The moon is waning. The morning stars are Mercury, Venus, Saturn and Jupiter.
Evening stars included Neptune, Uranus and Mars.
Those born on this date are under the sign of Sagittarius. They include Italian Renaissance architect Andrea Palladio in 1508; Irish satirist Jonathan Swift in 1667; novelist Mark Twain (Samuel Langhorne Clemens) in 1835; film director Gordon Parks in 1912; British statesman Winston Churchill in 1874; actors Efrem Zimbalist Jr. in 1918 (age 94) and Virginia Mayo in 1920; Shirley Chisholm, the first black woman elected to Congress, and comedian Allan Sherman, both in 1924; actors Richard Crenna in 1926 and Robert Guillaume in 1927 (age 85); producer/TV music show host Dick Clark in 1929; Watergate figure G. Gordon Liddy in 1930 (age 82); 1960s radical Abbie Hoffman in 1936; filmmaker Ridley Scott in 1937 (age 75); playwright David Mamet in 1947 (age 64); singer/actor Mandy Patinkin in 1952 (age 60); singer June Pointer in 1953 (age 50); rock singer Billy Idol in 1955 (age 57); historian Michael Beschloss in 1955 (age 57); Heisman Trophy winner Bo Jackson in 1962 (age 50); actor Ben Stiller in 1965 (age 47); and singer Clay Aiken in 1978 (age 34).
On this date in history:
In 1731, a series of earthquakes struck China. More than 100,000 people died.
In 1782, preliminary peace articles formally ending the American Revolutionary War were signed in Paris.
In 1939, the Russo-Finnish War started after the Soviet Union failed to obtain territorial concessions from Finland.
In 1975, Israel pulled its forces out of a 93-mile-long corridor along the Gulf of Suez as part of an interim peace agreement with Egypt.
In 1988, the Soviet Union stopped jamming broadcasts of Radio Free Europe for the first time in 30 years.
In 1989, rebels launched a fifth major coup attempt against Philippine President Corazon Aquino.
Also in 1989, Czechoslovakia announced an end to travel restrictions and said it planned to dismantle some of the fortifications along the Austrian border.
In 2003, the World Health Organization unveiled a historic plan to treat 3 million impoverished AIDS sufferers by the end of 2005.
In 2004, flash floods and landslides killed more than 300 people in the storm-swept Philippines.
In 2004 entertainment, Ken Jennings lost on the game show "Jeopardy!" after winning 74 games and $2.5 million.
In 2005, the world's first partial-face transplant was conducted in France where a woman was given a new nose, lips and chin following a brutal dog bite.
In 2006, the international committee of the Red Cross said civilians were dying in the Iraq war at an average of more than 100 a day.

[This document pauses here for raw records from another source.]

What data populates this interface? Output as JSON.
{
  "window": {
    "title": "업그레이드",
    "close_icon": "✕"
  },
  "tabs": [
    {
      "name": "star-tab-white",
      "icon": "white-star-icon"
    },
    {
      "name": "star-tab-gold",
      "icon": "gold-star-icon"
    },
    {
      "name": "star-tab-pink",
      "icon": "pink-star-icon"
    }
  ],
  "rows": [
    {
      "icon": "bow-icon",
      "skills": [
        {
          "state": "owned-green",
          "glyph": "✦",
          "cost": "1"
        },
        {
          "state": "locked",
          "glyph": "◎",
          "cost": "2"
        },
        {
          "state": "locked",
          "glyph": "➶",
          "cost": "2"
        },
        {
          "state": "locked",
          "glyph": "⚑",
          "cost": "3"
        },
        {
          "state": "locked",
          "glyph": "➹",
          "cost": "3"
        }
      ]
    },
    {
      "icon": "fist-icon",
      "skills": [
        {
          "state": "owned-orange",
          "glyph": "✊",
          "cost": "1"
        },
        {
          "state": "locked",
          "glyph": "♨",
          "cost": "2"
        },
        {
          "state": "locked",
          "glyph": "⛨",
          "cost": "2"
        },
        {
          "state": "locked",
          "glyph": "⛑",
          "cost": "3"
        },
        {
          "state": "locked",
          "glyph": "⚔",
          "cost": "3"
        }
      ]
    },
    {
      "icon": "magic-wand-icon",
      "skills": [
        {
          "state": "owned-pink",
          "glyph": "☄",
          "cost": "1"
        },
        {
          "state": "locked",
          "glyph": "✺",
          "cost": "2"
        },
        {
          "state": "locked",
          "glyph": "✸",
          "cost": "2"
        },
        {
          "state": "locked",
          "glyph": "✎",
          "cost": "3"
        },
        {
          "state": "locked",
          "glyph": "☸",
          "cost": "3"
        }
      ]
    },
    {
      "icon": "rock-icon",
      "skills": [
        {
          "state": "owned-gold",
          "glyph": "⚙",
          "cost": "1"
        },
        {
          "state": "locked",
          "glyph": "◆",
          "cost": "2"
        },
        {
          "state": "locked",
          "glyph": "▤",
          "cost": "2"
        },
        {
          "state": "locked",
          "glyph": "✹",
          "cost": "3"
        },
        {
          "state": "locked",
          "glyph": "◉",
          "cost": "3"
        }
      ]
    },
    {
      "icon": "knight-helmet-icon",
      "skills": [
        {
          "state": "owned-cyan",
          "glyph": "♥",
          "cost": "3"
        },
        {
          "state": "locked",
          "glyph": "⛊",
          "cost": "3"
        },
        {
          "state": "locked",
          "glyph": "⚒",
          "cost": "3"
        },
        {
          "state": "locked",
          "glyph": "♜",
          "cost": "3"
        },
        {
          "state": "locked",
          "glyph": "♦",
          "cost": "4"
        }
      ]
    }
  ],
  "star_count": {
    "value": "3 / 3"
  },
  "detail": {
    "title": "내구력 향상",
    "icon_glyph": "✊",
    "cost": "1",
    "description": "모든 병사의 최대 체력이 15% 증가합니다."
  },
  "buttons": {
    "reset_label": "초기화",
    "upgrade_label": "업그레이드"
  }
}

In 2007, an AtlasJet Airlines plane traveling from Istanbul, to Isparta, Turkey, crashed near the Isparta airport, killing all 56 people on board.
Also in 2007, police arrested a man who claimed to have a bomb and took several people hostage at the presidential campaign office of Hillary Clinton in Rochester, N.H. No one was injured in the almost six-hour ordeal.
In 2008, officials said the owners of a Ukrainian arms ship hijacked off Somalia more than two months previously agreed to pirates' $20 million ransom demand.
In 2010, a second U.S. district judge ruled the mandate to buy health insurance, a key provision in new federal healthcare reform legislation, is constitutional.
Also in 2010, Mexico is quickly becoming the world's leading source of the illicit drug methamphetamine, U.S. law enforcement officials report.
In 2011, Wall Street closed November with a surge as the Dow Jones industrial average turned in its biggest one-day gain in 32 months -- 490.06 points -- triggered by coordinated efforts of the U.S. Federal Reserve and five other banks to add liquidity to financial markets and ease the strain imposed by the ongoing debt crisis in Europe.
Also in 2011, a record seizure of more than 32 tons of marijuana was found in a 625-yard tunnel linking warehouses in Mexico and California. U.S. authorities said the elaborate tunnel was equipped with an elevator and an electric rail system.
A thought for the day: Irish satirist Jonathan Swift wrote: "I never saw, heard, nor read that the clergy were beloved in any nation where Christianity was the religion of the country. Nothing can render them popular but some degree of persecution."